Ex-Goldman Banker Sentenced; JPM Backs 'Flash Boys' Heroes

Receiving Wide Coverage ...

Sentenced: Rohit Bansal, an ex-Goldman Sachs banker, has been sentenced to probation for taking confidential documents from a source inside the New York Fed. Bansal has dodged the year in prison he faced and will instead serve two years’ probation, do 300 community service hours and pay a $5,000 fine. Under a settlement with the New York State Department of Financial Services, Goldman reached a settlement in the case. It paid $50 million, accepted restrictions on how it handles sensitive regulatory information and has acknowledged its failure as a company to “effectively supervise its employee.” The case draws attention to the so-called revolving door between public and private financial authorities. Bansal joined Goldman in 2014 after several years at the New York Fed and was assigned to advise a bank he previously regulated.

Wall Street Journal

IEX Group, the New York upstart trading venue striving to become a registered stock exchange, has received the endorsement of executives at JPMorgan Chase. The organization’s model is designed to foil high frequency traders’ predatory strategies to exploit slower moving investors, like mutual-and pension-fund managers. It's now famed founders are the heroes of Michael Lewis’ latest novel, Flash Boys, who discover the market is rigged for the benefit of such insiders and that after the financial crisis Wall Street banks have only gained more control of it. JPM is the second large bank to publicly back the competitor’s exchange application. Goldman Sachs endorsed it in January.

Financial Times

Litigation costs are hurting U.K. banks’ profits and will continue to for at least two more years, according to Moody’s. Misconduct fines, compensation and related legal costs soared 40% to about $21 billion in 2015 from a year earlier. Last year the five biggest banks recorded an increase of 51% in payment protection provisions, compared with 2014. Moody’s expects a surge in customer misselling claims in a race to 2018, the Financial Conduct Authority’s expected deadline to cap fees charged by claims management companies for winning payment protection insurance cases, which can get as high as 40%.
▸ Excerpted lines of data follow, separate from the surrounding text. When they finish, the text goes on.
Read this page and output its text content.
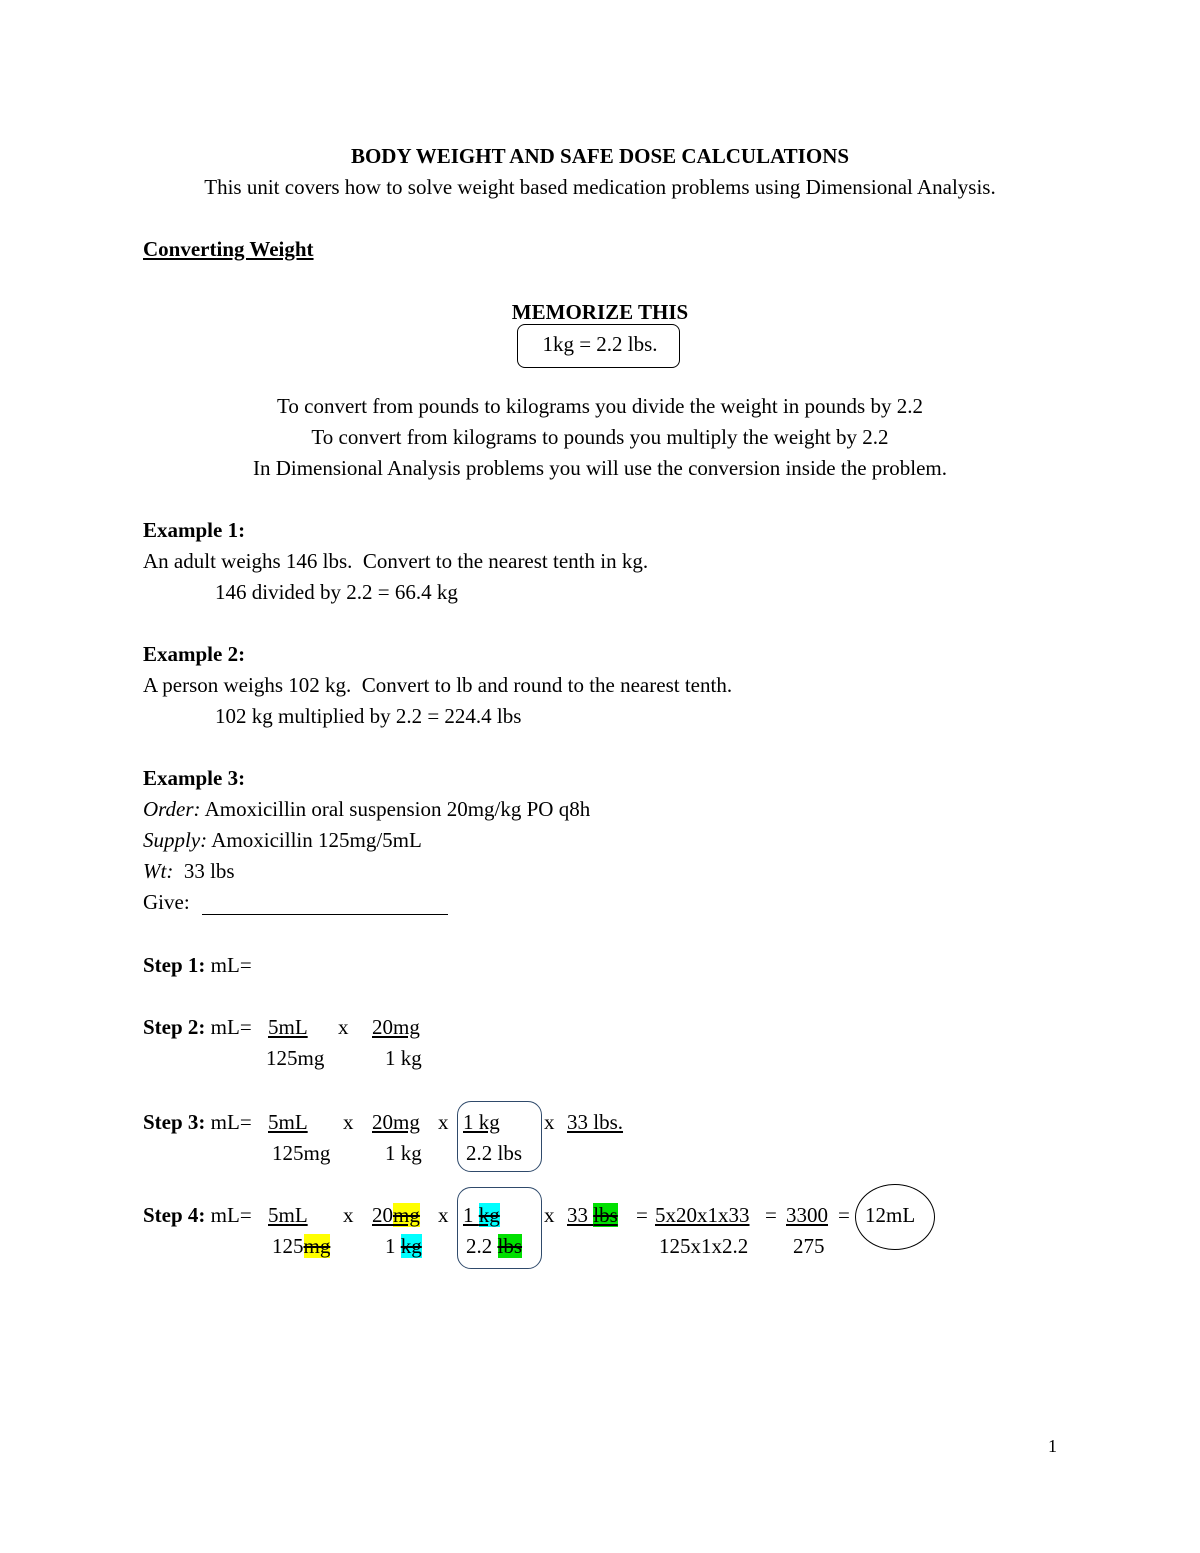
BODY WEIGHT AND SAFE DOSE CALCULATIONS
This unit covers how to solve weight based medication problems using Dimensional Analysis.
Converting Weight
MEMORIZE THIS
1kg = 2.2 lbs.
To convert from pounds to kilograms you divide the weight in pounds by 2.2
To convert from kilograms to pounds you multiply the weight by 2.2
In Dimensional Analysis problems you will use the conversion inside the problem.
Example 1:
An adult weighs 146 lbs.  Convert to the nearest tenth in kg.
146 divided by 2.2 = 66.4 kg
Example 2:
A person weighs 102 kg.  Convert to lb and round to the nearest tenth.
102 kg multiplied by 2.2 = 224.4 lbs
Example 3:
Order: Amoxicillin oral suspension 20mg/kg PO q8h
Supply: Amoxicillin 125mg/5mL
Wt:  33 lbs
Give:
Step 1: mL=
Step 2: mL= 5mL	x 20mg
125mg	1 kg
Step 3: mL= 5mL	x 20mg x 1 kg	x 33 lbs.
125mg	1 kg 2.2 lbs
Step 4: mL= 5mL	x 20mg x 1 kg	x 33 lbs = 5x20x1x33 = 3300 = 12mL
125mg	1 kg 2.2 lbs	125x1x2.2 275
1
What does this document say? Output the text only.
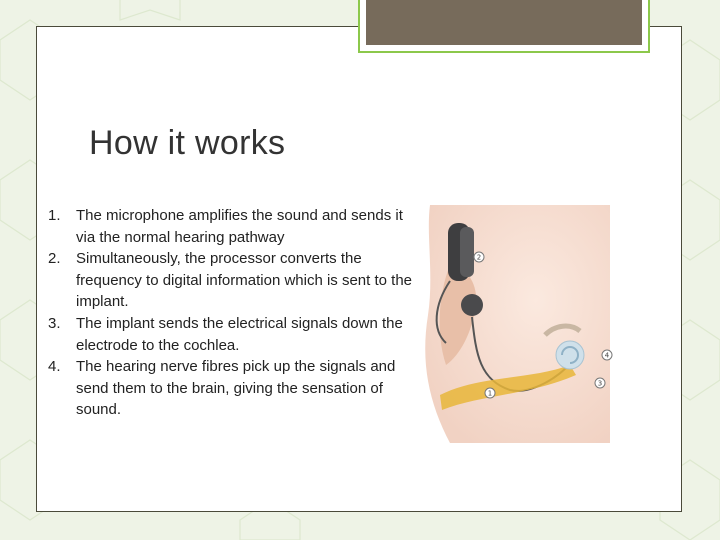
How it works
1. The microphone amplifies the sound and sends it via the normal hearing pathway
2. Simultaneously, the processor converts the frequency to digital information which is sent to the implant.
3. The implant sends the electrical signals down the electrode to the cochlea.
4. The hearing nerve fibres pick up the signals and send them to the brain, giving the sensation of sound.
1
2
3
4
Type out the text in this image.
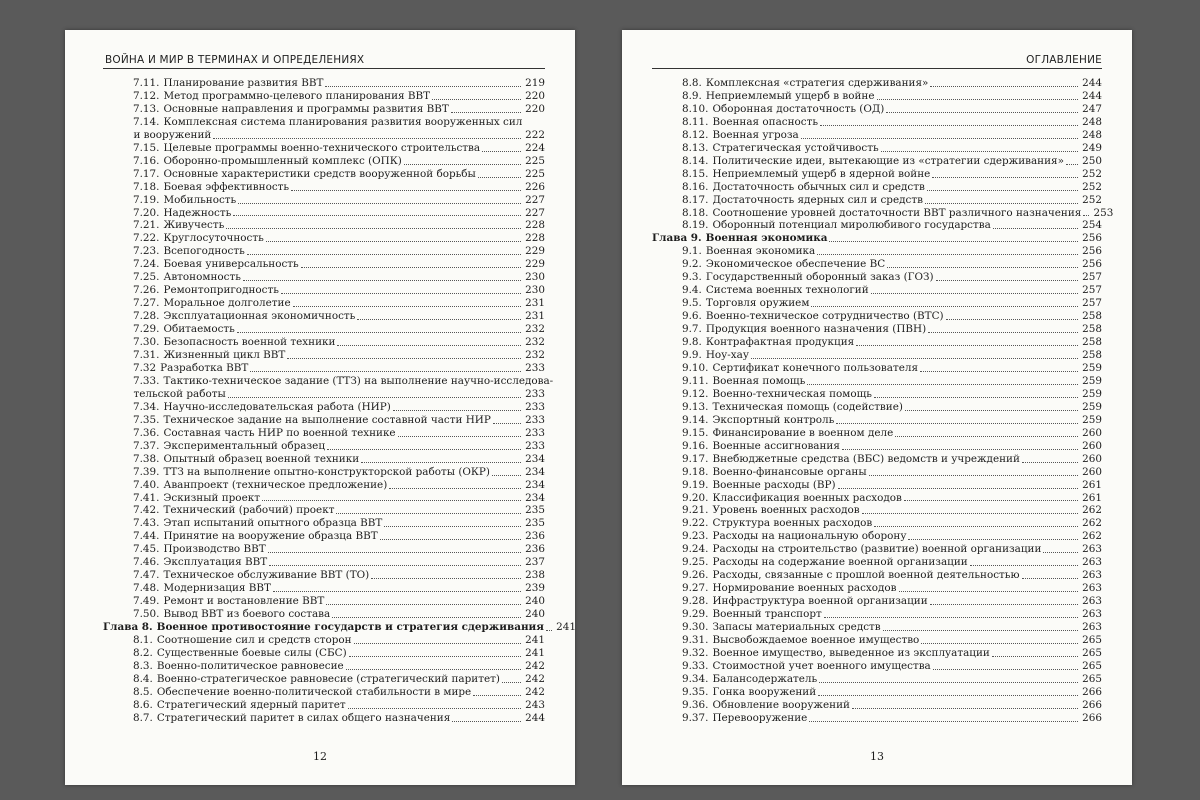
ВОЙНА И МИР В ТЕРМИНАХ И ОПРЕДЕЛЕНИЯХ
7.11. Планирование развития ВВТ	219
7.12. Метод программно-целевого планирования ВВТ	220
7.13. Основные направления и программы развития ВВТ	220
7.14. Комплексная система планирования развития вооруженных сил
и вооружений	222
7.15. Целевые программы военно-технического строительства	224
7.16. Оборонно-промышленный комплекс (ОПК)	225
7.17. Основные характеристики средств вооруженной борьбы	225
7.18. Боевая эффективность	226
7.19. Мобильность	227
7.20. Надежность	227
7.21. Живучесть	228
7.22. Круглосуточность	228
7.23. Всепогодность	229
7.24. Боевая универсальность	229
7.25. Автономность	230
7.26. Ремонтопригодность	230
7.27. Моральное долголетие	231
7.28. Эксплуатационная экономичность	231
7.29. Обитаемость	232
7.30. Безопасность военной техники	232
7.31. Жизненный цикл ВВТ	232
7.32 Разработка ВВТ	233
7.33. Тактико-техническое задание (ТТЗ) на выполнение научно-исследова-
тельской работы	233
7.34. Научно-исследовательская работа (НИР)	233
7.35. Техническое задание на выполнение составной части НИР	233
7.36. Составная часть НИР по военной технике	233
7.37. Экспериментальный образец	233
7.38. Опытный образец военной техники	234
7.39. ТТЗ на выполнение опытно-конструкторской работы (ОКР)	234
7.40. Аванпроект (техническое предложение)	234
7.41. Эскизный проект	234
7.42. Технический (рабочий) проект	235
7.43. Этап испытаний опытного образца ВВТ	235
7.44. Принятие на вооружение образца ВВТ	236
7.45. Производство ВВТ	236
7.46. Эксплуатация ВВТ	237
7.47. Техническое обслуживание ВВТ (ТО)	238
7.48. Модернизация ВВТ	239
7.49. Ремонт и востановление ВВТ	240
7.50. Вывод ВВТ из боевого состава	240
Глава 8. Военное противостояние государств и стратегия сдерживания 241
8.1. Соотношение сил и средств сторон	241
8.2. Существенные боевые силы (СБС)	241
8.3. Военно-политическое равновесие	242
8.4. Военно-стратегическое равновесие (стратегический паритет) 242
8.5. Обеспечение военно-политической стабильности в мире	242
8.6. Стратегический ядерный паритет	243
8.7. Стратегический паритет в силах общего назначения	244
12
ОГЛАВЛЕНИЕ
8.8. Комплексная «стратегия сдерживания»	244
8.9. Неприемлемый ущерб в войне	244
8.10. Оборонная достаточность (ОД)	247
8.11. Военная опасность	248
8.12. Военная угроза	248
8.13. Стратегическая устойчивость	249
8.14. Политические идеи, вытекающие из «стратегии сдерживания» 250
8.15. Неприемлемый ущерб в ядерной войне	252
8.16. Достаточность обычных сил и средств	252
8.17. Достаточность ядерных сил и средств	252
8.18. Соотношение уровней достаточности ВВТ различного назначения 253
8.19. Оборонный потенциал миролюбивого государства	254
Глава 9. Военная экономика	256
9.1. Военная экономика	256
9.2. Экономическое обеспечение ВС	256
9.3. Государственный оборонный заказ (ГОЗ)	257
9.4. Система военных технологий	257
9.5. Торговля оружием	257
9.6. Военно-техническое сотрудничество (ВТС)	258
9.7. Продукция военного назначения (ПВН)	258
9.8. Контрафактная продукция	258
9.9. Ноу-хау	258
9.10. Сертификат конечного пользователя	259
9.11. Военная помощь	259
9.12. Военно-техническая помощь	259
9.13. Техническая помощь (содействие)	259
9.14. Экспортный контроль	259
9.15. Финансирование в военном деле	260
9.16. Военные ассигнования	260
9.17. Внебюджетные средства (ВБС) ведомств и учреждений	260
9.18. Военно-финансовые органы	260
9.19. Военные расходы (ВР)	261
9.20. Классификация военных расходов	261
9.21. Уровень военных расходов	262
9.22. Структура военных расходов	262
9.23. Расходы на национальную оборону	262
9.24. Расходы на строительство (развитие) военной организации	263
9.25. Расходы на содержание военной организации	263
9.26. Расходы, связанные с прошлой военной деятельностью	263
9.27. Нормирование военных расходов	263
9.28. Инфраструктура военной организации	263
9.29. Военный транспорт	263
9.30. Запасы материальных средств	263
9.31. Высвобождаемое военное имущество	265
9.32. Военное имущество, выведенное из эксплуатации	265
9.33. Стоимостной учет военного имущества	265
9.34. Балансодержатель	265
9.35. Гонка вооружений	266
9.36. Обновление вооружений	266
9.37. Перевооружение	266
13
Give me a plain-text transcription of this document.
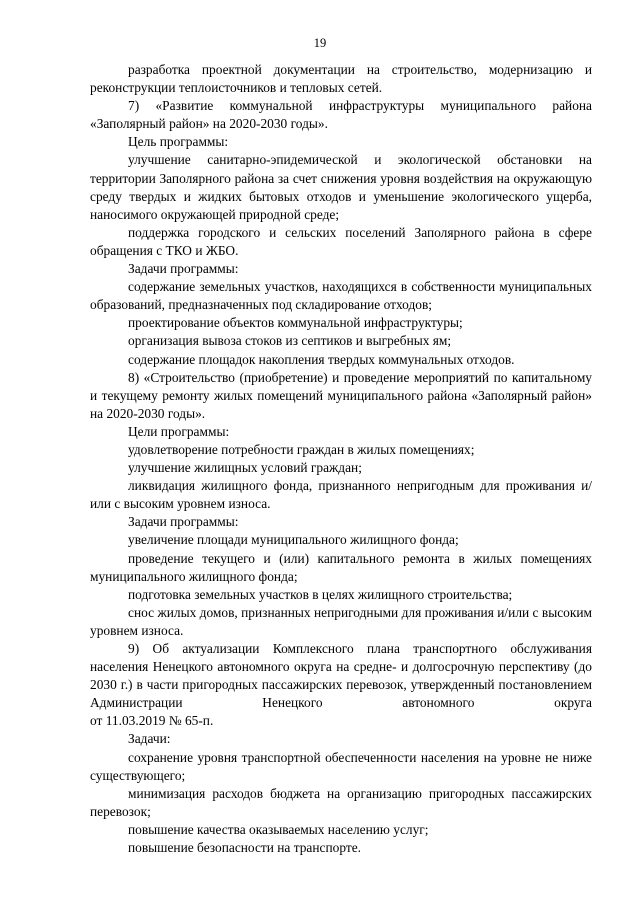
19

разработка проектной документации на строительство, модернизацию и реконструкции теплоисточников и тепловых сетей.

7) «Развитие коммунальной инфраструктуры муниципального района «Заполярный район» на 2020-2030 годы».

Цель программы:

улучшение санитарно-эпидемической и экологической обстановки на территории Заполярного района за счет снижения уровня воздействия на окружающую среду твердых и жидких бытовых отходов и уменьшение экологического ущерба, наносимого окружающей природной среде;

поддержка городского и сельских поселений Заполярного района в сфере обращения с ТКО и ЖБО.

Задачи программы:

содержание земельных участков, находящихся в собственности муниципальных образований, предназначенных под складирование отходов;

проектирование объектов коммунальной инфраструктуры;

организация вывоза стоков из септиков и выгребных ям;

содержание площадок накопления твердых коммунальных отходов.

8) «Строительство (приобретение) и проведение мероприятий по капитальному и текущему ремонту жилых помещений муниципального района «Заполярный район» на 2020-2030 годы».

Цели программы:

удовлетворение потребности граждан в жилых помещениях;

улучшение жилищных условий граждан;

ликвидация жилищного фонда, признанного непригодным для проживания и/или с высоким уровнем износа.

Задачи программы:

увеличение площади муниципального жилищного фонда;

проведение текущего и (или) капитального ремонта в жилых помещениях муниципального жилищного фонда;

подготовка земельных участков в целях жилищного строительства;

снос жилых домов, признанных непригодными для проживания и/или с высоким уровнем износа.

9) Об актуализации Комплексного плана транспортного обслуживания населения Ненецкого автономного округа на средне- и долгосрочную перспективу (до 2030 г.) в части пригородных пассажирских перевозок, утвержденный постановлением Администрации Ненецкого автономного округа

от 11.03.2019 № 65-п.

Задачи:

сохранение уровня транспортной обеспеченности населения на уровне не ниже существующего;

минимизация расходов бюджета на организацию пригородных пассажирских перевозок;

повышение качества оказываемых населению услуг;

повышение безопасности на транспорте.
Credit Suisse announced it will cut 2,000 jobs in global markets in addition to the previously announced 4,000 group-wide cuts (of which 2,800 have already been implemented). It plans to increase annual cost-cutting by about $820 million and reduce assets in its global markets division by 30% this year. The announcements are part of a plan to accelerate its restructuring after its global markets business reported taking $346 million in writedowns in the first quarter.

The Royal Bank of Scotland just posted its eighth straight annual net loss and has since stepped up efforts to turn things around, with hundreds of job cuts, at least 50 branch closures in the coming weeks and offloading millions in pension expenses to employees. The bank says it plans to take these restructuring measures through the end of the year, but analysts believe they’ll have to continue beyond the next 12 months in order to hit their end target of £800 million pounds, or $1.1 billion, annually.

HSBC has named David Nish, former chief executive of U.K. insurer and investment group Standard Life, as a nonexecutive director of the bank. He will join the board in May and serve on the bank’s audit committee.

New York Times

The chip card payments overhaul hasn’t been smooth. Merchants that have implemented the appropriate systems to accept chip cards are now saying those systems must first be certified. Waiting for that certification has taken several months – and in the meantime the merchants have to shoulder the costs of fraudulent purchases. U.S. merchants were pressured to employ terminals that accept chips cards by October. The newly issued bank cards came about as a security measure to lower the number of fraudulent purchases – the cost of which was previously covered by the banks. Merchants unequipped to accept chip cards would be responsible for fraudulent purchases, but now, even the ones that are equipped are left holding the bag for customer fraud. The number of retailers affected by the delays is unavailable, but payment processing giant First Data said about 20% of its 4 million merchant clients are in the process of being certified.

The Royal Bank of Scotland has reimbursed the U.K. government about $1.7 billion under the bailout package it received, which prioritizes government dividend payments over shareholders’. The government, which injected about $63.8 billion in the bank during the financial crisis, now has a 73% stake in it. RBS has not paid shareholder dividends since 2008, but is now one step closer to resuming them. Its first-quarter earnings will reflect the reimbursement; it has not posted a full-year profit since 2007.